Monday, April 15, 2013

Cops in school cause changes.

But not the changes everyone was hoping for.

Police are police. They've been trained in a certain way to do a job that is more often than not dealing with criminals, very often dangerous as hell, and involves the chance (remote though it may be) that the officer will have to use his weapon to kill someone. To keep checks and balances aligned, police operate under strict rules and the laws are written to protect the innocent, etc.

Students are not criminals. Students are not committing "assault" but rather are "horsing around".  Johnny didn't commit "assault and battery", he hit Jack because Jack said his mother was fat and neither boy was serious.

When the administration gives up its responsibility and hands over discipline to the police, then you have created a bad place. Putting a school under police patrol changes the attitude, mood and responses of the administration in the 99.995% of the day that doesn't involve actions serious to warrant police action. The rest of the time? That hired gun wouldn't do jack squat.

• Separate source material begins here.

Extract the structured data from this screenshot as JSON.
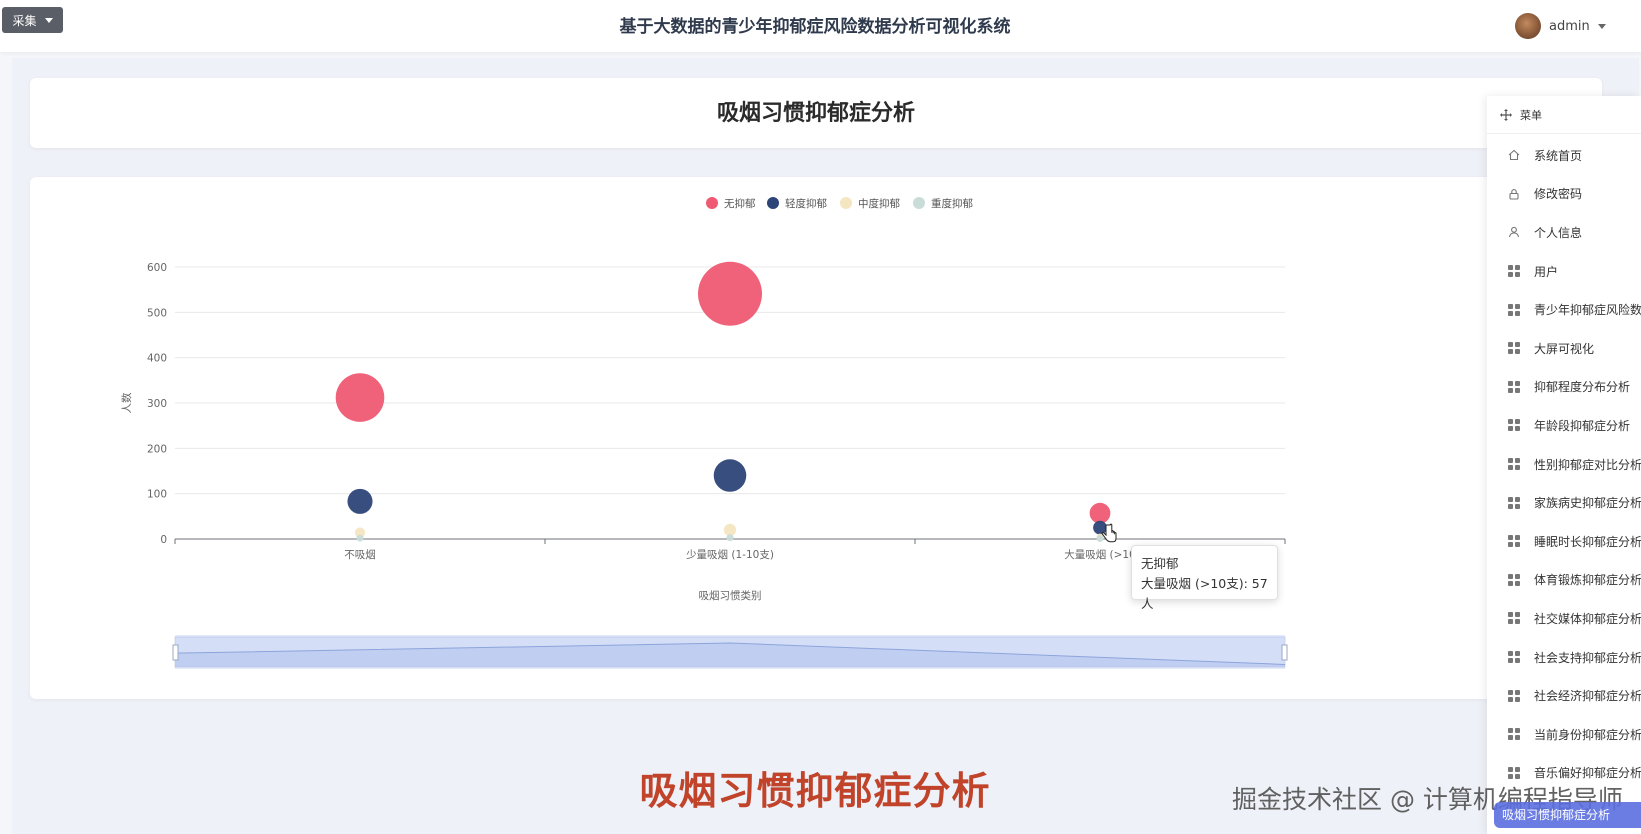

From NYTimes, via Joanne Jacobs:
Since the early 1990s, thousands of districts, often with federal subsidies, have paid local police agencies to provide armed “school resource officers” for high schools, middle schools and sometimes even elementary schools. Hundreds of additional districts, including those in Houston, Los Angeles and Philadelphia, have created police forces of their own, employing thousands of sworn officers.
. . . “There is no evidence that placing officers in the schools improves safety,” said Denise C. Gottfredson, a criminologist at the University of Maryland who is an expert in school violence. “And it increases the number of minor behavior problems that are referred to the police, pushing kids into the criminal system.”
Joanne:
In the wake of Newtown, many districts are hiring police officers to guard schools. But once they’re on campus, cops usually end up enforcing discipline. We are criminalizing our children for nonviolent offenses,” Wallace B. Jefferson, the chief justice of the Supreme Court of Texas, said in a speech to the Legislature in March.
And you wonder why the kids don't take the administration all that seriously. It has abdicated in favor of the guy with the gun.
When a 14-year-old boy “angrily” threw a football at another boy’s leg, middle school officials called the police, who arrested the boy for assault. The other boy was not injured. There was no real explanation as to why the incident was considered serious enough to involve police. The police report states that the unnamed juvenile suspect appeared “angry.”